Photo copyright: http://www.flickr.com/photos/portofsandiego/ / CC BY 2.0

Friday, August 14, 2009

Barbarians at The Turbine

By Dave Rochlin - Originally posted on care2.com

In a recent column in Rolling Stone, Matt Taibbi described cap and trade as "a groundbreaking new commodities bubble, disguised as an environmental plan" and further asserts that it will "allow a small tribe of greedy-as-hell Wall Street swine to turn yet another commodities market into a private tax collection scheme." A pretty scary critique.

Now I should start with the caveat that Taibbi is a somewhat opinionated and controversial figure, prone to hyperbole. He once described Thomas Friedman (NY Times writer and author of "The World is Hot, Flat and Crowded") as someone who "flies around the world, eats pricey lunches with other rich people and draws conclusions about the future of humanity by looking out his hotel window and counting the Applebee's signs." He called Goldman Sachs "a great vampire squid wrapped around the face of humanity, relentlessly jamming its blood funnel into anything that smells like money" and he also penned an infamous piece called "The 52 Funniest Things About The Upcoming Death of The Pope."
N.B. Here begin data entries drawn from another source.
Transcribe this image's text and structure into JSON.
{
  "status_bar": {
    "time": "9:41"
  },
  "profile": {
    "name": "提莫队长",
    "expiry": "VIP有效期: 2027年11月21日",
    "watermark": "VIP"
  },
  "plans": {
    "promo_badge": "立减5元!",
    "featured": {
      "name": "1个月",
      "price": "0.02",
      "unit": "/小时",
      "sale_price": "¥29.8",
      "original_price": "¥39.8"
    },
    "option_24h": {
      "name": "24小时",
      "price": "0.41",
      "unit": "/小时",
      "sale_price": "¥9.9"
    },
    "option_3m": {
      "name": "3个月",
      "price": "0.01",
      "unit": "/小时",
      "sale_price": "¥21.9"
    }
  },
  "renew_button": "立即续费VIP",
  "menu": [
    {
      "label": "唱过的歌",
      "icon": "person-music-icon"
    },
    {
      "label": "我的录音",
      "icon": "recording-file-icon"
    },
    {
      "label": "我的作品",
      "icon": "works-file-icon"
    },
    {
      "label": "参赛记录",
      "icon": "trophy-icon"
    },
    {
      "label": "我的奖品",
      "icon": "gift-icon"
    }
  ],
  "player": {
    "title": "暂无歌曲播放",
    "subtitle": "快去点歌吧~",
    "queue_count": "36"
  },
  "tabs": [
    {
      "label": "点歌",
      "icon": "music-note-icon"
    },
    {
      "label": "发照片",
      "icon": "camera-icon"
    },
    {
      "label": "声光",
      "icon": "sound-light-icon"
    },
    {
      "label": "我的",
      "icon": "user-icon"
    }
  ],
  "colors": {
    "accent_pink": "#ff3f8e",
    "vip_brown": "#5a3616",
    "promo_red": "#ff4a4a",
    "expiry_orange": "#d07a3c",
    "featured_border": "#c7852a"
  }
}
But for me, the Enron-induced market manipulation of the energy markets that nearly bankrupted California still stings, as does the more recent mortgage backed securities fiasco that may end up bankrupting our country (thanks to the TARP, housing bubble, and stimulus packages that it has spawned). While carbon prices should drive us to demand greater energy efficiency and use less energy, the real underlying purposes of carbon credits are to fund ecosystem services (such as vibrant forests) and to finance the cost of permanent changes to the world's energy production and consumption infrastructure. A poorly designed cap and trade scheme could lead to market manipulation and speculation that transfers most of the money to sophisticated financial firms and market intermediaries, rather than groups that actually do the projects. A carbon price "spike" could easily lead to $10 of paper profits for every $1 that actually funds firms making a difference.

We set up ClimatePath so that money goes to a nonprofit that permanently retires the credits...no resale or speculation. Many of our mission based project partners also insist that credit transaction lead to retirement, not resale. We avoid treating carbon as a commodity, by linking money spent to the underlying project work. These aren't the only answers, and I do believe that market making firms are needed to make cap and trade work. But it is important that the final cap and trade bill contains strong provisions and penalties to prevent a speculative bubble. The language is there now, but as Mother Jones reports "regulation of carbon markets will probably be swept up in broader financial reforms that are the subject of intense lobbying and political pressure. It's too soon to take for granted that cap and trade will contain rules that go far enough to prevent speculation and fraud."

If you write rules for Wall Street, they follow them. If you leave loopholes, they exploit them. In the end, if your utility ends up paying $50 a ton while they transition away from coal, while the renewables supplier, forest preservation project, or conservation project receives only $10, then we have legislated the massive wealth transfer that Taibbi fears.